Ich steigere mich total in die Situation des Goldsprengers hinein… eine Panikattacke… die bekomme ich nicht in den Griff… ich schalte um…

…BESSER…

In meinem Kopf: Fragen über Fragen. Warum passiert das alles?

…Keine Antwort…

Gegen 22:30 Uhr liege ich im Bett, die Gedanken drehen sich… Panikattacken kommen… Atemübungen… helfen nicht…

Die Panikattacke wurde immer schlimmer… Ich weiß, jede Panikattacke geht vorbei… diese fühlt sich anders an… und es passieren andere Dinge… Herzrasen, Schwindel, Durchfall, Angst zu Sterben… alles zusammen… ich liege mittlerweile zitternd auf dem Boden im Wohnzimmer… Wir rufen den Notarzt…

… Panikattacke weg…

Wie ich so in den Armen meiner Frau liege und in ihre hilflosen, fragenden Augen schaue, weiß ich: „Ich schaffe das nicht alleine. Ich brauche Hilfe. Schnell!“

Die Notärztin ist da. Warum? Es ist ja Alles gut. Meine Vitalzeichen sind normal. Ich will Hilfe!
„Ich kann Sie jetzt mitnehmen, dann kommen Sie in die psychiatrische Notaufnahme. Aber ich weiß nicht, ob das die richtige Anlaufstelle für Sie ist. Dort werden Sie definitiv komplett platt gemacht und dann wieder aufgepäppelten.“, erklärt mir die Ärztin.
„Oder sie halten morgen noch durch, und suchen sich eine Klinik ihrer Wahl aus.“, schlägt sie vor.

Platt machen?… Aufpäppeln?… meine Angst wird mehr… Ich entschließe mich, den Sonntag mit Beruhigungsmitteln zu überstehen und mir eine Klinik zu suchen, die mich schnell aufnehmen kann.

Es gibt viele psychosomatische Kliniken. Ruft mal sonntags dort an und bittet um Akutaufnahme.

Kliniken haben keinen Platz, Kliniken bestätigen einen Platz nur, wenn man sofort eine Kostenübernahmebestätigung der Krankenkasse schickt… Sonntags?…

Ich verstehe die Welt nicht mehr? Doch dann der Lichtblick…

Anruf bei der Zentrale… Weiterleitung zum diensthabenden Arzt… „Selbstverständlich helfen wir Ihnen und können Sie kommen.“

Erleichterung macht sich in mir breit… Keine Formalitäten, für die ich gar keinen Kopf habe… Einfach nur das, was ich in diesem Moment brauche… HILFE…

Die Rhein-Jura Klinik in Bad Säckingen (www.Rhein-Jura-Klinik.de) wird mir helfen, damit ich mein Leben wieder leben kann.
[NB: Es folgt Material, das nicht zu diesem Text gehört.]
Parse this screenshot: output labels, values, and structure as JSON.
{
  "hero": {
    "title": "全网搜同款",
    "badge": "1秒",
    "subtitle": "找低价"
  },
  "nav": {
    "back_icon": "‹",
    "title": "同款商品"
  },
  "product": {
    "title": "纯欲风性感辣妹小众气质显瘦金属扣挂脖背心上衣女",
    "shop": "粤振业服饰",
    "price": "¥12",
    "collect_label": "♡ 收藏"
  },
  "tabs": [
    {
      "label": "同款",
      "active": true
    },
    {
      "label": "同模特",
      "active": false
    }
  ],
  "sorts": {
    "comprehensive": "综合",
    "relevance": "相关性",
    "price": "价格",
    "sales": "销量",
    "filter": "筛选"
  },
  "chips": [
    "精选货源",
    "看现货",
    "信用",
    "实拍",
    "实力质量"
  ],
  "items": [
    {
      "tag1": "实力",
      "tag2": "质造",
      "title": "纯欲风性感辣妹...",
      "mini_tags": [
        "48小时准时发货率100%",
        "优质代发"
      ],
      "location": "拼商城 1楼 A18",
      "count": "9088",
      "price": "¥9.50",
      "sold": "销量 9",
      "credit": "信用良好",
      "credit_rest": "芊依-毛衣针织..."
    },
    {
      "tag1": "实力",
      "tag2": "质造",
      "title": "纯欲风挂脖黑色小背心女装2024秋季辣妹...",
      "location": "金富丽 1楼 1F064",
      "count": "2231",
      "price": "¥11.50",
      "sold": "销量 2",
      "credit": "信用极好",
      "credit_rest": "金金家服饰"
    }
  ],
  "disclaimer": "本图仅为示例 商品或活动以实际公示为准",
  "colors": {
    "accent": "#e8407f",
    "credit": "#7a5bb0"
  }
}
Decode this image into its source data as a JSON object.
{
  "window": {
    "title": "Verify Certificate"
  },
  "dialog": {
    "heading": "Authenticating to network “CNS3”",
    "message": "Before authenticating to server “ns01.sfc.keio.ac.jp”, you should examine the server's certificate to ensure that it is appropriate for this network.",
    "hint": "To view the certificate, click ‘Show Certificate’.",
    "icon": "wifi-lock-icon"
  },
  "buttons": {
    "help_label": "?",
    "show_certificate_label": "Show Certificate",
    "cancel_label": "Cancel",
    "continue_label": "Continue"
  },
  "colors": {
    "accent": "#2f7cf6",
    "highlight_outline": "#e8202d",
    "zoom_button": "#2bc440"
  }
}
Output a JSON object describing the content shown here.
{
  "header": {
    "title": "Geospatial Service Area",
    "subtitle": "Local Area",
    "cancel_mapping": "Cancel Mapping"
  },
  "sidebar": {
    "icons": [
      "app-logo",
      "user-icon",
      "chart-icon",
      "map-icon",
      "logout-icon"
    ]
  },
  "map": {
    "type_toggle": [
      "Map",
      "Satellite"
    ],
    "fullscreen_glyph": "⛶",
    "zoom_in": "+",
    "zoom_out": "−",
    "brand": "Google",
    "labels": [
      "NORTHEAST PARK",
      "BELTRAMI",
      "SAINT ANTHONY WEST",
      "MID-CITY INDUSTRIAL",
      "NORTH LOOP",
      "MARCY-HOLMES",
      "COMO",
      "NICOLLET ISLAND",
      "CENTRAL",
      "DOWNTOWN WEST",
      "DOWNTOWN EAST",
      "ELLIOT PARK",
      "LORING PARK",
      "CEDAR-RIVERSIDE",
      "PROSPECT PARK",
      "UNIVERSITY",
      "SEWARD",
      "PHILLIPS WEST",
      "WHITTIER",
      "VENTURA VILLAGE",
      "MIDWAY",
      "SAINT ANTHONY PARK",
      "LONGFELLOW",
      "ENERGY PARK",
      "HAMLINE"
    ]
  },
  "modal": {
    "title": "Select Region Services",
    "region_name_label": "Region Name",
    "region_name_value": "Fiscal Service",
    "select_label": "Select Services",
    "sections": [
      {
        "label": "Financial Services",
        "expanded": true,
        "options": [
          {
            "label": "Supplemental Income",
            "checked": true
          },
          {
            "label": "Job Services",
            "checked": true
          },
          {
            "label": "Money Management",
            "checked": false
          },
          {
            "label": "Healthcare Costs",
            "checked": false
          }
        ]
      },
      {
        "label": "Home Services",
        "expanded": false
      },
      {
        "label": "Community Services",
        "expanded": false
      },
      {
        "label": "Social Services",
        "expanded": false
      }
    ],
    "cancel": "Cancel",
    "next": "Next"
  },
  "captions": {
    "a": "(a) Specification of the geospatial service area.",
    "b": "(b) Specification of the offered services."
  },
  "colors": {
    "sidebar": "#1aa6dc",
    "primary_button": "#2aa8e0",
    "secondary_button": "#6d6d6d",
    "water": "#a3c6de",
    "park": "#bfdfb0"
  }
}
In mir herrscht absolutes Gefühlchaos. Ich weiß, dass ich Hilfe brauche… Freue mich, dass es so schnell und unkompliziert klappt… ABER… Ich habe wahnsinnige Angst, was kommt auf mich zu?… Ich bin doch kein Psycho!… Ich will das alles nicht!

Es gibt aber keine andere Chance…

Euer Frank

2 Gedanken zu „Hilfeschrei Nr. 2

  1. Hallo Frank,Deinen Leidensweg nur zu lesen löst in mir Beklemmungen aus. Aber vielleicht muss der Körper so heftig reagieren, je intensiver wir weghören. Du hast , Gott sei Dank,eine tapfere Frau, die Dich auf Deinem wilden Weg begleitet hat. Elke.